Il modello conta 5,6 miliardi di parametri totali. Pur essendo compatto, è stato addestrato su una mole significativa di dati: circa 5 trilioni di token testuali, 2,3 milioni di ore di dati vocali e 1,1 trilione di coppie immagine-testo. Il contesto massimo è di 128.000 token, una finestra ampia che consente di gestire conversazioni lunghe, documenti estesi o contenuti audio di circa 2,8 ore in un'unica richiesta.
Rilasciato sotto licenza MIT, Phi-4-multimodal-instruct può essere utilizzato per scopi commerciali e di ricerca senza i vincoli tipici di altri modelli aperti. Questo lo rende particolarmente interessante per startup, agenzie e piccole-medie imprese che vogliono integrare l'intelligenza artificiale generativa nei propri prodotti senza dipendere esclusivamente da API cloud proprietarie.
Come funziona
L'architettura di Phi-4-multimodal si basa su un decoder Transformer con 32 livelli e Grouped Query Attention (GQA), una tecnica che riduce l'uso di memoria durante l'inferenza mantenendo la qualità delle risposte. Il cuore del modello è lo stesso backbone di Phi-4-mini, a cui vengono affiancati encoder specializzati per la visione e per l'audio.
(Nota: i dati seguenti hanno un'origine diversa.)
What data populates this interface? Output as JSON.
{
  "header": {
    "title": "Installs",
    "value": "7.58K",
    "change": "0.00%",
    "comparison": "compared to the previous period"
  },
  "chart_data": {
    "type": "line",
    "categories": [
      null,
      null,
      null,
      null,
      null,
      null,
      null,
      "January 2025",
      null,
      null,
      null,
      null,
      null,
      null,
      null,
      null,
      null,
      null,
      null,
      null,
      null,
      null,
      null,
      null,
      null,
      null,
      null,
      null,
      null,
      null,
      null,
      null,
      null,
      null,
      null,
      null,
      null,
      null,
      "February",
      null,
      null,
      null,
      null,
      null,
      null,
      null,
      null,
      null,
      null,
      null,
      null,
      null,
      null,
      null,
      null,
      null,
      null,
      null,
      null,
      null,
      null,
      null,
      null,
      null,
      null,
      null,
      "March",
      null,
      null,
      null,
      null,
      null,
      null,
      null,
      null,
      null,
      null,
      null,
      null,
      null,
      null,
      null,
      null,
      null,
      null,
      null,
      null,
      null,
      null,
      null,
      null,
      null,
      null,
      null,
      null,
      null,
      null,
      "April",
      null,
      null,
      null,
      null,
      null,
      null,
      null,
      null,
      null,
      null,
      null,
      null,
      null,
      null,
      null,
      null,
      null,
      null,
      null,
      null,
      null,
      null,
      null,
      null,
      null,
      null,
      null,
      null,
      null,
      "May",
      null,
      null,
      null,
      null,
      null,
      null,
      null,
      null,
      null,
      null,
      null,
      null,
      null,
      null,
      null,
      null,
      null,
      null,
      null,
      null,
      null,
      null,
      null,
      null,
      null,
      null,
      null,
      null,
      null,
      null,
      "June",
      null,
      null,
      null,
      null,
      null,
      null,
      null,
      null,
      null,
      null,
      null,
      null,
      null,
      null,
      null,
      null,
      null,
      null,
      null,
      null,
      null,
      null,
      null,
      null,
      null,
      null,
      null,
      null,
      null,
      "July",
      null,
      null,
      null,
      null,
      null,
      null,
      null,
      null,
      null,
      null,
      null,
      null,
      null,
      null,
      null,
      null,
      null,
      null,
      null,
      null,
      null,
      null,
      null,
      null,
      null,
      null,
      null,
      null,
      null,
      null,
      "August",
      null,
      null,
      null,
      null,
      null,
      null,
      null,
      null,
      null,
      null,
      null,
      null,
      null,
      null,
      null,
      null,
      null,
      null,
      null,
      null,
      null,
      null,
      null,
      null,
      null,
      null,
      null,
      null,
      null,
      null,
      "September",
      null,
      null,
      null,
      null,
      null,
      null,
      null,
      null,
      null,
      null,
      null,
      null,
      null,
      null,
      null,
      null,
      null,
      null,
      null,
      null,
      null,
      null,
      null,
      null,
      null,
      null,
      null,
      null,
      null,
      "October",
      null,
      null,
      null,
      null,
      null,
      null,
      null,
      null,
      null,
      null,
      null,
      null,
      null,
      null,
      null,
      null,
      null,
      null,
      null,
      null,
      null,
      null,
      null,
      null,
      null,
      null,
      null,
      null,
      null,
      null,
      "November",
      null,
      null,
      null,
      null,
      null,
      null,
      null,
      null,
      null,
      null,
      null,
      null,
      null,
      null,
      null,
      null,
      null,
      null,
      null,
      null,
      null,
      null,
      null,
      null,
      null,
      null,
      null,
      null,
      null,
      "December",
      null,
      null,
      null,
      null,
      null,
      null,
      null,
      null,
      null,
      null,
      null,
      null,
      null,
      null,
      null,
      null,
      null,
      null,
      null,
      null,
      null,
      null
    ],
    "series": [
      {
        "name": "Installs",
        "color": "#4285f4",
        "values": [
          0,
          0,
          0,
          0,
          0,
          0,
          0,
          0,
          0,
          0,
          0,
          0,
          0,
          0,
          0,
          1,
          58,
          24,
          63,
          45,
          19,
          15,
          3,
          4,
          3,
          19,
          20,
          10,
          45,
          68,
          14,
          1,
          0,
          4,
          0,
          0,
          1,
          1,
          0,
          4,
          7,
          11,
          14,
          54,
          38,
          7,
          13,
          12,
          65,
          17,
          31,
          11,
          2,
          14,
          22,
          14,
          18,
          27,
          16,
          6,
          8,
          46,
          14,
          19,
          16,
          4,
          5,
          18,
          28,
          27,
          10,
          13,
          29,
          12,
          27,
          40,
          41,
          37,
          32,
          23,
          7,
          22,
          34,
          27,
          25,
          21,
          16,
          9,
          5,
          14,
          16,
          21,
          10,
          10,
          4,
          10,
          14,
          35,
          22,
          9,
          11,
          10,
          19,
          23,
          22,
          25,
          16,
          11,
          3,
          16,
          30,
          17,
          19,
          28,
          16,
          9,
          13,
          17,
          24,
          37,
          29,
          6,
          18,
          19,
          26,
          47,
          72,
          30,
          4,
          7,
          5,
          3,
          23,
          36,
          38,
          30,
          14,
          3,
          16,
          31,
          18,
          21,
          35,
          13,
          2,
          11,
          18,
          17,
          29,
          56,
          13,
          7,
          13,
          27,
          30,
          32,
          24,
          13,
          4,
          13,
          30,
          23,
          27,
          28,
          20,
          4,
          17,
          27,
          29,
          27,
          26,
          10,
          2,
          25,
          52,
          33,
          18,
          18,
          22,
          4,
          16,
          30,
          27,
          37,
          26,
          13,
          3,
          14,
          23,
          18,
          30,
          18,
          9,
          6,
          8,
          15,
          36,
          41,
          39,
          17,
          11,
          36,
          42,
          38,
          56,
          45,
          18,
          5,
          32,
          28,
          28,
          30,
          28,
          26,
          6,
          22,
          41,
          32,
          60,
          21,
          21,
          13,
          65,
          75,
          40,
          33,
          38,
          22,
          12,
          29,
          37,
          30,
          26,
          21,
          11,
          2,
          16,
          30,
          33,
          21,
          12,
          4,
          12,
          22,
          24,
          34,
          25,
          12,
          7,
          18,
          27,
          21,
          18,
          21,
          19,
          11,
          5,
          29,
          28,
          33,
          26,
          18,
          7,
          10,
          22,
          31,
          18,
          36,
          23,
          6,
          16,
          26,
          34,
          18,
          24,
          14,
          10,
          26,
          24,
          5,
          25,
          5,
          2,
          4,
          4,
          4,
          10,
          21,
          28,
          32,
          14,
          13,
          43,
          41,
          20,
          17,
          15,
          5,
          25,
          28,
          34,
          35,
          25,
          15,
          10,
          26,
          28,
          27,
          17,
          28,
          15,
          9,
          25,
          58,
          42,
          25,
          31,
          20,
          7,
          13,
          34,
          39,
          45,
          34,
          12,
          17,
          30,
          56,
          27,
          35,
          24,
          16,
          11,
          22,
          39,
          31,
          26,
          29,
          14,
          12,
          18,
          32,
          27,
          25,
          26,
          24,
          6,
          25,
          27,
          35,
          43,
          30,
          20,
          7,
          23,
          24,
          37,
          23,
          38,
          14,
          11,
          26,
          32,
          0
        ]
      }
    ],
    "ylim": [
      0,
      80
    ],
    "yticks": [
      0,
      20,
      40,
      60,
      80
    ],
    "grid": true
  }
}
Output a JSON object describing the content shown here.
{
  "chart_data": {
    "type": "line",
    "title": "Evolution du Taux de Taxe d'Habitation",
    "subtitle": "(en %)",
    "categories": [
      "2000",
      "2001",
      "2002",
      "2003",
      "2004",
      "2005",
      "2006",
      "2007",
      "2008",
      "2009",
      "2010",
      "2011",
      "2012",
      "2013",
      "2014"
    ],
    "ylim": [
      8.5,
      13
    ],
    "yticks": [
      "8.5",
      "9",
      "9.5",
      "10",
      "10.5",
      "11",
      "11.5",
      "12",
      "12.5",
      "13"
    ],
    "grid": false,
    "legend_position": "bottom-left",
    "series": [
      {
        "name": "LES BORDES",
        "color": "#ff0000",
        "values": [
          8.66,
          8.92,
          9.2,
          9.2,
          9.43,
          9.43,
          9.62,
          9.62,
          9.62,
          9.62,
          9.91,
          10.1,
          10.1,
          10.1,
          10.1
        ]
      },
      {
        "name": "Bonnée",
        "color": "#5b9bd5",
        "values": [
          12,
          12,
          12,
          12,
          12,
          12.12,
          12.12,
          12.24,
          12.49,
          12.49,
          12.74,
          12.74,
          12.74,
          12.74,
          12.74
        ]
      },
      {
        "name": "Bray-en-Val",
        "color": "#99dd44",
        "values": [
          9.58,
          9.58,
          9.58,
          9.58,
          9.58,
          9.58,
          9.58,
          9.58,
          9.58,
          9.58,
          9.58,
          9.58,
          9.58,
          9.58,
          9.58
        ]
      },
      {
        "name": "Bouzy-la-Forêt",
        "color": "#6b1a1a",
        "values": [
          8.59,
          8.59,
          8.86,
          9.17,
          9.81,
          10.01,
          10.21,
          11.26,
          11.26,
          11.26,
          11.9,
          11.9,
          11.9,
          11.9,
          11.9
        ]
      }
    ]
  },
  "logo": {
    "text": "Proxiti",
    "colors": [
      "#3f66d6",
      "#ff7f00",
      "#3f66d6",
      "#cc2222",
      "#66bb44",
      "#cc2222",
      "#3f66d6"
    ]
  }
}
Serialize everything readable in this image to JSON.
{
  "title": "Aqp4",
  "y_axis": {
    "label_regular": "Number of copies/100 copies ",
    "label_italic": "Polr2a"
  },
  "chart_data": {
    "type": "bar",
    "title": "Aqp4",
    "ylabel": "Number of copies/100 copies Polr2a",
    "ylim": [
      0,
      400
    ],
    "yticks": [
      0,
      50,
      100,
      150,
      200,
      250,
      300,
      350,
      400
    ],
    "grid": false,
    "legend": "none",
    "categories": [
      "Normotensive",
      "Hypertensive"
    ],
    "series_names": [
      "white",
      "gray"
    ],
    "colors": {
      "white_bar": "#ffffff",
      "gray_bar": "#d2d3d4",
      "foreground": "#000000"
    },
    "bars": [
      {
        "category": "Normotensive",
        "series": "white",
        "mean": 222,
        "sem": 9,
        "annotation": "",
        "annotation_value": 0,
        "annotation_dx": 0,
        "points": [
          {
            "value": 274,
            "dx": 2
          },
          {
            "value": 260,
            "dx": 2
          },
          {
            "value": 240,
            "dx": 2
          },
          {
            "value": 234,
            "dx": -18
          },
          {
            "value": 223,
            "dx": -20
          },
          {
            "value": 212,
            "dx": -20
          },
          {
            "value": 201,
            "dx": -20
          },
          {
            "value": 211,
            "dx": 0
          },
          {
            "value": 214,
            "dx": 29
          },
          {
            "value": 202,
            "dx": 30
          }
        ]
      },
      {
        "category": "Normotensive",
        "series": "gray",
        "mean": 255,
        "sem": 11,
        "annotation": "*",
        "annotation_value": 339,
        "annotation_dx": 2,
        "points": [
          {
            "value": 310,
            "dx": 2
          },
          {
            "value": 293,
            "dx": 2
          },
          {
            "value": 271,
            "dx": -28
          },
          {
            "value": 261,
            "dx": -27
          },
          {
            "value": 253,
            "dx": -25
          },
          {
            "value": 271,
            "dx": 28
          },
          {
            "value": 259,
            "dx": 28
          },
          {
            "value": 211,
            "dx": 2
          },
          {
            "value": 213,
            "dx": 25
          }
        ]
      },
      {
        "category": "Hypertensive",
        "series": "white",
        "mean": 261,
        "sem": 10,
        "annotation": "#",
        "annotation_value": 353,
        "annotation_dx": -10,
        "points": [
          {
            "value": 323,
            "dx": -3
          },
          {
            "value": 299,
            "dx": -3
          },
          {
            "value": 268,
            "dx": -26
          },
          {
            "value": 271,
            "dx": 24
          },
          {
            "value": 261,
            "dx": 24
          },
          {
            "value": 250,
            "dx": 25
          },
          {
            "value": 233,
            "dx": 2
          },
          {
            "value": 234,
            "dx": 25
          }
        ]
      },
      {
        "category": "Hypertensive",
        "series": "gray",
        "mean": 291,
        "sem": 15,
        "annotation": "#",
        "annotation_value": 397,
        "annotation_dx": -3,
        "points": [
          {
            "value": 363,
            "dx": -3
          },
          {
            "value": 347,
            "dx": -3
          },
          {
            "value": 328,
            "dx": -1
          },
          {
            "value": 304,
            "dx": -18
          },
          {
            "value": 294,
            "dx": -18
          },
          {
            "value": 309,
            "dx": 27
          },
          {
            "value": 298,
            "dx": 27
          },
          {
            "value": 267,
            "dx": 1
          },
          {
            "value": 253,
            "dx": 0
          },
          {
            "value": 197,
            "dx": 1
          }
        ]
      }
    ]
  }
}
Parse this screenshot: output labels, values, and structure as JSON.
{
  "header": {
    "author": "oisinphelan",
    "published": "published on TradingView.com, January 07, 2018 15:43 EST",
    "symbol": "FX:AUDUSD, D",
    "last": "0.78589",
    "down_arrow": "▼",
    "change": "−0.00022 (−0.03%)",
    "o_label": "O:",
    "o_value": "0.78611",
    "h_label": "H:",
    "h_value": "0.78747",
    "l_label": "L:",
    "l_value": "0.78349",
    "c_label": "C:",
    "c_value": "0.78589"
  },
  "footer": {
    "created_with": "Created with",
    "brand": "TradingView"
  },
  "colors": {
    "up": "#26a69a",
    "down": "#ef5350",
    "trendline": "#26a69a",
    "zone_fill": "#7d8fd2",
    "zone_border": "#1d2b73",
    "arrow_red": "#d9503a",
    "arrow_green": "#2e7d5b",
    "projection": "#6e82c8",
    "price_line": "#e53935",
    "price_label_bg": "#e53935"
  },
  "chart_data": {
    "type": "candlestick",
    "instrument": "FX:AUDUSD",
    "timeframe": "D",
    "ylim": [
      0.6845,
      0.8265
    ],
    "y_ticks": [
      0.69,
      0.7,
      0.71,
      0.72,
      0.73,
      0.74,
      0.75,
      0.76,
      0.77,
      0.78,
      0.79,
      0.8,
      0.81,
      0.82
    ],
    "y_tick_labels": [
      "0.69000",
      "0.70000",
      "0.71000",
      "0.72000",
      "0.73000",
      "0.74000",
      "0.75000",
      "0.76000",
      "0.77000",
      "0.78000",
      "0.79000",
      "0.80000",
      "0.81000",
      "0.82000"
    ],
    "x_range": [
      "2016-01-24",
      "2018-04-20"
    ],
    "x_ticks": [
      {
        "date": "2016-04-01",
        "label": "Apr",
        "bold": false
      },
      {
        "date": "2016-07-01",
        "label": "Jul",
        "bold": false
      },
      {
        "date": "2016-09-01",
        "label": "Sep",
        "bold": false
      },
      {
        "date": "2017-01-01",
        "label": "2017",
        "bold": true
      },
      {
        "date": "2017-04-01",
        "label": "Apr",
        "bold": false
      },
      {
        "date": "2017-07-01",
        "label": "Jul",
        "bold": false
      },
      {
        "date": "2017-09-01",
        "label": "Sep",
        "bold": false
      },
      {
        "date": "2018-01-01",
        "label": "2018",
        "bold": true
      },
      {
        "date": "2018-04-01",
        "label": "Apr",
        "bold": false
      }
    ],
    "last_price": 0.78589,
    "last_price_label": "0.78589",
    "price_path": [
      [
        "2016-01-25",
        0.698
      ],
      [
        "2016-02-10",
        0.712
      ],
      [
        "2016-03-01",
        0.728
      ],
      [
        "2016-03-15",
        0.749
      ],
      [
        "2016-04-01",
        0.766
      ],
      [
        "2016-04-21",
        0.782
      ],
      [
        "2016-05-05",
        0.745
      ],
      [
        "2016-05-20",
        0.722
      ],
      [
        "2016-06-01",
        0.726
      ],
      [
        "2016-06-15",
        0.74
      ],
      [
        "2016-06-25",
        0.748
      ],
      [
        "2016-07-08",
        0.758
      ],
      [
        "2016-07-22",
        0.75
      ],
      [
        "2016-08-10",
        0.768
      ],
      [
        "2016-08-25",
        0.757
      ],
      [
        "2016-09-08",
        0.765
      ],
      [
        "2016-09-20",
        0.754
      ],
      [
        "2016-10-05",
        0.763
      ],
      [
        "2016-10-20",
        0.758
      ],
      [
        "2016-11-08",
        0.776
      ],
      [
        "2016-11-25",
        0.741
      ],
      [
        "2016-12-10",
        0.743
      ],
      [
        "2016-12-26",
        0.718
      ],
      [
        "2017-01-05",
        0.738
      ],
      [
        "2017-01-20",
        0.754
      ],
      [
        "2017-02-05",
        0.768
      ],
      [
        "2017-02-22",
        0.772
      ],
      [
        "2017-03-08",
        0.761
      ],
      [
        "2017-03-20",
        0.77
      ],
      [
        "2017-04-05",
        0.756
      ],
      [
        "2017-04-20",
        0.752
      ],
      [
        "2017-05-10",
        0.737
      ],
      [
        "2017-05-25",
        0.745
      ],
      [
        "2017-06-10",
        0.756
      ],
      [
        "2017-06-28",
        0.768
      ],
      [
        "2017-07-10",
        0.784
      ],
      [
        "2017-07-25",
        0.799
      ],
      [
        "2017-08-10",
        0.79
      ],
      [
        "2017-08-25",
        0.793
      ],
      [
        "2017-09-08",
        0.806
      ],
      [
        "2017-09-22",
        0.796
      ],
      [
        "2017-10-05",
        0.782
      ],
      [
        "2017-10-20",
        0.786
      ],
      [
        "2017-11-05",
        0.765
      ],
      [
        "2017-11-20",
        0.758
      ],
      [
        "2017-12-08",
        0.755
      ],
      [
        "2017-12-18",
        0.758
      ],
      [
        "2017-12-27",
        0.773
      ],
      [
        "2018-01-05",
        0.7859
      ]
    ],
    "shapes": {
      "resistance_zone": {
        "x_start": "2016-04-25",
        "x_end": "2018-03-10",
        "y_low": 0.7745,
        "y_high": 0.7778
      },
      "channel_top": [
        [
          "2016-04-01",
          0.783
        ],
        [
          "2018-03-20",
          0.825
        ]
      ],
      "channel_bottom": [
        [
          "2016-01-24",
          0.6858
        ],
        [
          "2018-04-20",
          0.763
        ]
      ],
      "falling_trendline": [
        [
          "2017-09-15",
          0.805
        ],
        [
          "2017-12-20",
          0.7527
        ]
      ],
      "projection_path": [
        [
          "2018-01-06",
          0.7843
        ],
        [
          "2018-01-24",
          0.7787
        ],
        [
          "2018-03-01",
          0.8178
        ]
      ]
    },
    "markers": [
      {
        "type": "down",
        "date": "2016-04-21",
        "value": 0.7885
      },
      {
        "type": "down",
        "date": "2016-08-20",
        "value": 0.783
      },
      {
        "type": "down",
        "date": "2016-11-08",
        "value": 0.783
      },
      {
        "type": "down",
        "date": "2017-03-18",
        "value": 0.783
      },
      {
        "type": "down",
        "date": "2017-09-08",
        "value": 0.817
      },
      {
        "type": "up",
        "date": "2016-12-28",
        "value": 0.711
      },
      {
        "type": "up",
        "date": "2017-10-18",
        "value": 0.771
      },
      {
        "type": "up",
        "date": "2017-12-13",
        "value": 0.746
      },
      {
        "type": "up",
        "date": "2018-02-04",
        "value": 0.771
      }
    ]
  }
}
Per la visione viene impiegato SigLIP-400M, un encoder che converte le immagini in rappresentazioni compatibili con lo spazio semantico del linguaggio. Per l'audio, il modello utilizza un encoder con 3 livelli CNN e 24 blocchi Conformer, che estraggono caratteristiche acustiche ad alta risoluzione. Tali rappresentazioni vengono poi proiettate nello spazio embedding del testo attraverso piccoli percettori a due strati, permettendo al modello di ragionare su immagini e suoni come se fossero sequenze linguistiche.